A bank known for making loans to lower-income households or serving the community will be inundated with loan applications, while one with a reputation for being stingy will be ignored because of an expectation of being turned down. The result: The stingy one will reject fewer requests and therefore will look better than the one trying to do a good job.

Community banks are trying to raise the $250 million threshold for small-bank exemption from the more onerous CRA mandates.

Currently banks must meet each supervising agency's requirements on the basis of three major tests: lending, investment, and service.

The lending test is straightforward enough. It measures mortgage originations and purchases; farm, community development, and consumer loans according to geographic distribution; and innovative and flexible lending practices.

The service test evaluates branch locations, accessibility to low- and moderate-income areas, and availability of credit and services.
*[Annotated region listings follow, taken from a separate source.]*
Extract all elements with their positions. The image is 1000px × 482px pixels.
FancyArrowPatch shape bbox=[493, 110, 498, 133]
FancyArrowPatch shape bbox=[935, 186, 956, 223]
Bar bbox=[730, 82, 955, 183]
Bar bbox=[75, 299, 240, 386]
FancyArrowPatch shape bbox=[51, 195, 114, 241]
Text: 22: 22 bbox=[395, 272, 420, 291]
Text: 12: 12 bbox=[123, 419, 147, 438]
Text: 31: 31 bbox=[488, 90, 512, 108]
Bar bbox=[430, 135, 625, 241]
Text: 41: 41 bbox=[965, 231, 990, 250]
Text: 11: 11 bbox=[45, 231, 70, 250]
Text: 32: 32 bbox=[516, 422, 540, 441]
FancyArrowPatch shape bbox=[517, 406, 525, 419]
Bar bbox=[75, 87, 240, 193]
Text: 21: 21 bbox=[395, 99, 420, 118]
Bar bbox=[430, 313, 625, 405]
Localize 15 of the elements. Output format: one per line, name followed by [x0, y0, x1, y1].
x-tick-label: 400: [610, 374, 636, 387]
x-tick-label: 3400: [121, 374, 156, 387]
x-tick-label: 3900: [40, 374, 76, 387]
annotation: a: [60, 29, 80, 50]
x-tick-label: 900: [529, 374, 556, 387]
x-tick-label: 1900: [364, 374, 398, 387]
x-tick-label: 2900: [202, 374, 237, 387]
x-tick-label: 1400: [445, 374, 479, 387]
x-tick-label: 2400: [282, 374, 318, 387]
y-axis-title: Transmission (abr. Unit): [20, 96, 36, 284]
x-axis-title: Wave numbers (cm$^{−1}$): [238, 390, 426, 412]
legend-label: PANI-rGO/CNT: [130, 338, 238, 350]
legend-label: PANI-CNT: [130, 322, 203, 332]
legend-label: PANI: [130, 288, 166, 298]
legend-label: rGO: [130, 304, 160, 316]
It is on the investment test that many banks have problems. They may be in areas that have limited opportunities for affordable housing, community development, and other investments that benefit low- and moderate-income residents. Regulators may then approve or require a broadened territory.

But how much of a bank's assets and capital should be devoted to such investments?

James C. Feeney, an associate at Milestone Advisors in Short Hills, N.J., has analyzed recent CRA exams for small and large banks to find out what separates those that receive "outstanding" ratings" from the ones with "low satisfactory" or "needs to improve."

Mr. Feeney, who spent more than eight years with the Federal Deposit Insurance Corp., found that "outstanding" banks typically commit 1.18% of assets and 13.44% of capital to qualified CRA investments. "Needs to improve" banks commit roughly one-tenth of 1% of assets. (See table.)

The study, now being made public by Milestone, gives a good indication of what a bank has to do to satisfy this subjective investment test.

For banks not meeting these guidelines, the firm recommends CRA mortgage-backed securities pools or mutual funds that invest in community development.

Mr. Feeney stresses that no single product can serve as a "magic bullet." Examiners like to see a variety of investment - in both debt and equity vehicles - as well as grants to qualifying organizations. He recommends funds as a way of meeting the test without devoting too much of management's time to finding and approving investments.

To me, though, the main value of the Milestone study is that it gives bankers guidelines on what level of investment they must make to win an "outstanding" rating. A bank can use the results when it argues its case about meeting its CRA obligations fairly and adequately.
Mr. Nadler, an American Banker contributing editor, is a professor of finance at Rutgers University Graduate School of Management in Newark, N.J.